Doyle has been instrumental in his mount’s turnaround in fortunes from a horse who finished second three times in 2012, the same season Frankel’s performances officially made him the best horse to have graced the turf.

It was the hood that keeps Noble Mission concentrating and the forcing tactics from the front that have been the key to the five-year-old’s resurgence.

Doyle had ridden Al Kazeem 11 times before he left trainer Roger Charlton to become the retained rider for Prince Khalid Abdullah of Saudi Arabia, and he knew his old friend was threatening to snatch the fairy tale away 400 metres out.

“When I saw the head come to challenge me I knew immediately it was him,” Doyle said.

“Although I was delighted to see him come back to his best I owe him so much that I wish it hadn’t been him I was beating.”

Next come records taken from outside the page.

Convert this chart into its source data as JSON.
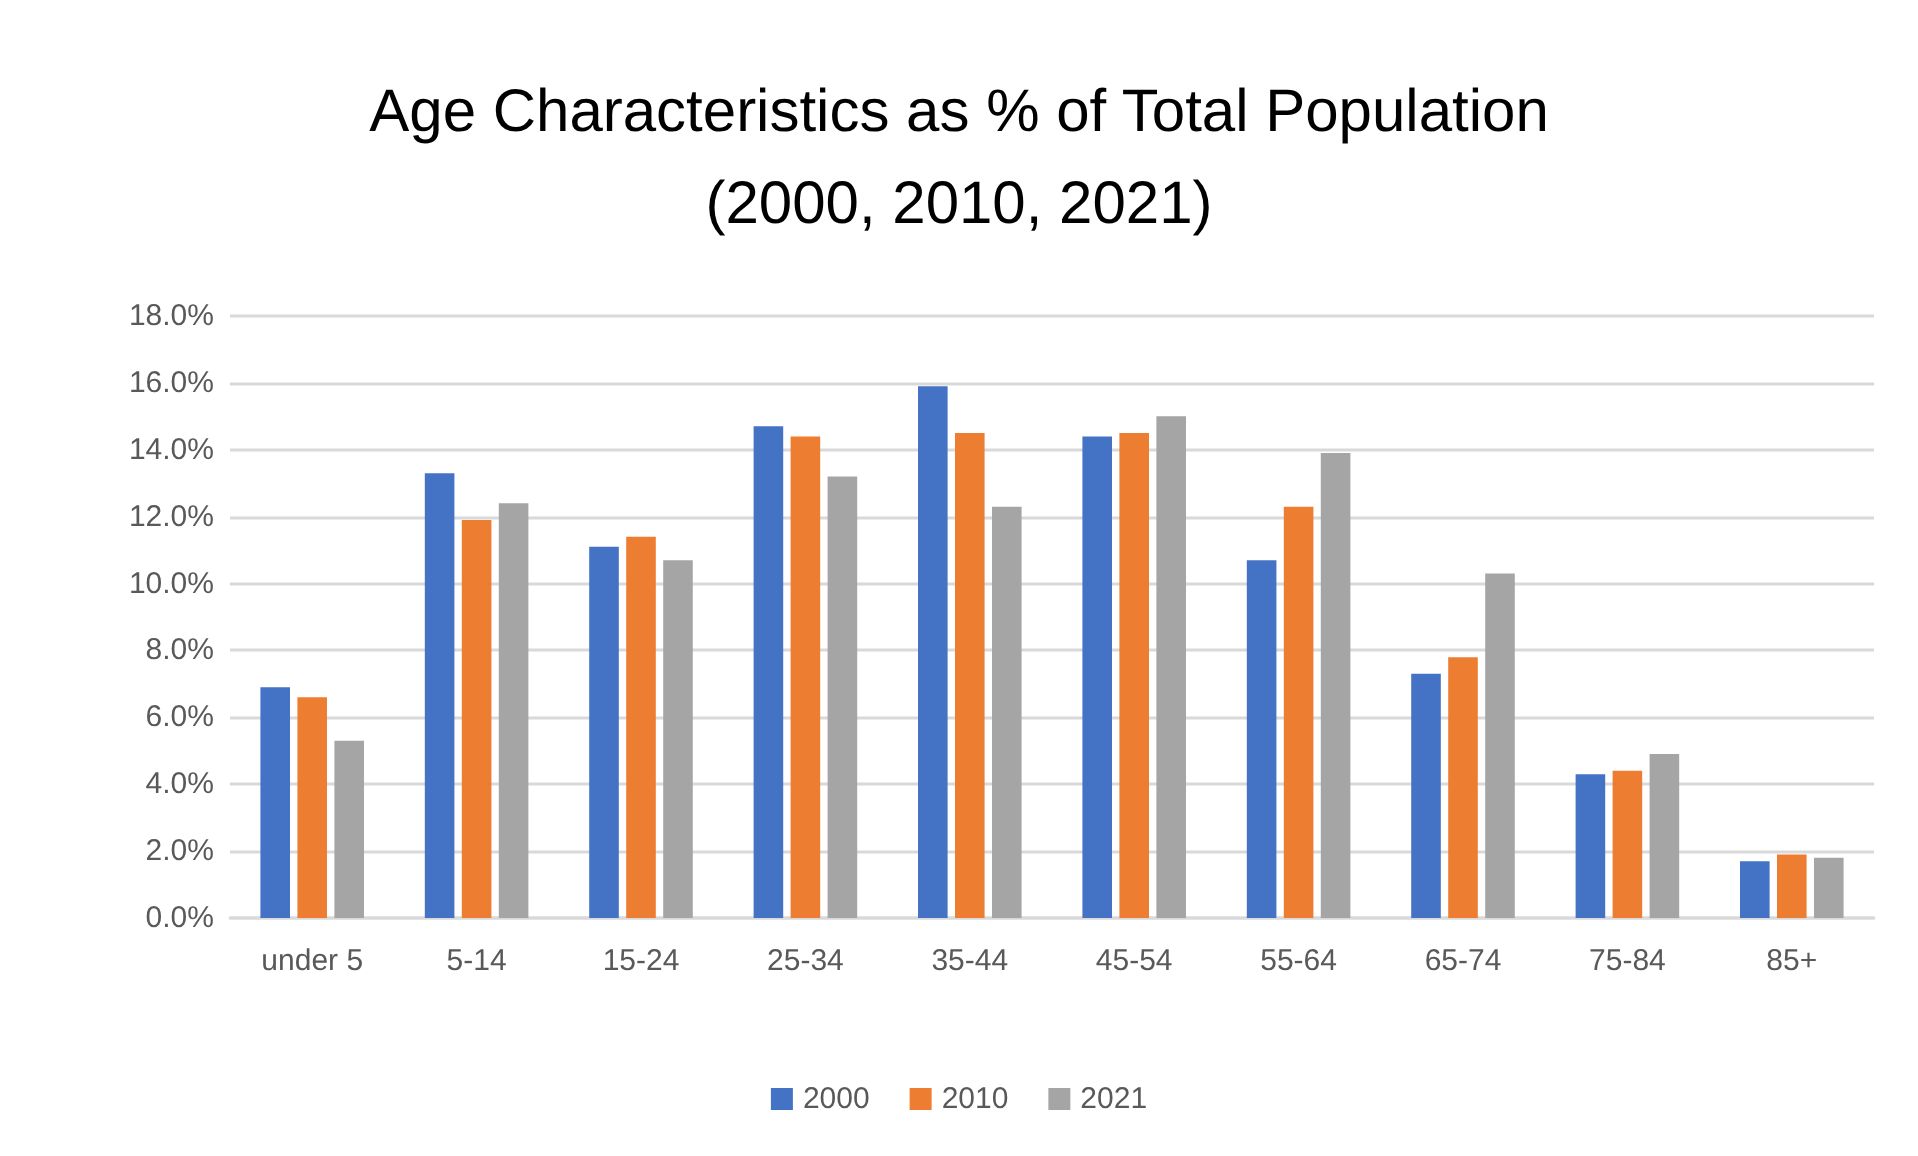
{
  "chart_data": {
    "type": "bar",
    "title": "Age Characteristics as % of Total Population\n(2000, 2010, 2021)",
    "categories": [
      "under 5",
      "5-14",
      "15-24",
      "25-34",
      "35-44",
      "45-54",
      "55-64",
      "65-74",
      "75-84",
      "85+"
    ],
    "series": [
      {
        "name": "2000",
        "color": "#4472c4",
        "values": [
          6.9,
          13.3,
          11.1,
          14.7,
          15.9,
          14.4,
          10.7,
          7.3,
          4.3,
          1.7
        ]
      },
      {
        "name": "2010",
        "color": "#ed7d31",
        "values": [
          6.6,
          11.9,
          11.4,
          14.4,
          14.5,
          14.5,
          12.3,
          7.8,
          4.4,
          1.9
        ]
      },
      {
        "name": "2021",
        "color": "#a5a5a5",
        "values": [
          5.3,
          12.4,
          10.7,
          13.2,
          12.3,
          15.0,
          13.9,
          10.3,
          4.9,
          1.8
        ]
      }
    ],
    "ylim": [
      0,
      18
    ],
    "yticks": [
      {
        "value": 0,
        "label": "0.0%"
      },
      {
        "value": 2,
        "label": "2.0%"
      },
      {
        "value": 4,
        "label": "4.0%"
      },
      {
        "value": 6,
        "label": "6.0%"
      },
      {
        "value": 8,
        "label": "8.0%"
      },
      {
        "value": 10,
        "label": "10.0%"
      },
      {
        "value": 12,
        "label": "12.0%"
      },
      {
        "value": 14,
        "label": "14.0%"
      },
      {
        "value": 16,
        "label": "16.0%"
      },
      {
        "value": 18,
        "label": "18.0%"
      }
    ],
    "grid": "y",
    "legend": "bottom"
  }
}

Noble Mission is likely now to be retired to stud, but Al Kazeem’s journey from failure at Queen Elizabeth’s Sandringham Stud could continue to the lucrative Hong Kong meeting at Sha Tin in December.

Corine Barande-Barbe was considering sending Cirrus Des Aigles to Hong Kong before the race but the eight-year-old gelding trailed in fifth behind Free ­Eagle, the Irish raider, and Western Hymn.

“It was a run that meant nothing,” Christophe Soumillon, his jockey, said.

“It just happens sometimes with horses. The ground was not to blame as these are his best ­conditions.”

Night Of Thunder, owned by UAE businessman Saeed Manana, was second in the Queen Elizabeth Stakes to Charm Spirit.

Charm Spirit was ridden by Olivier Peslier, who sealed his new retainer with Sheikh Abdullah bin Khalifa of Qatar with his first ride.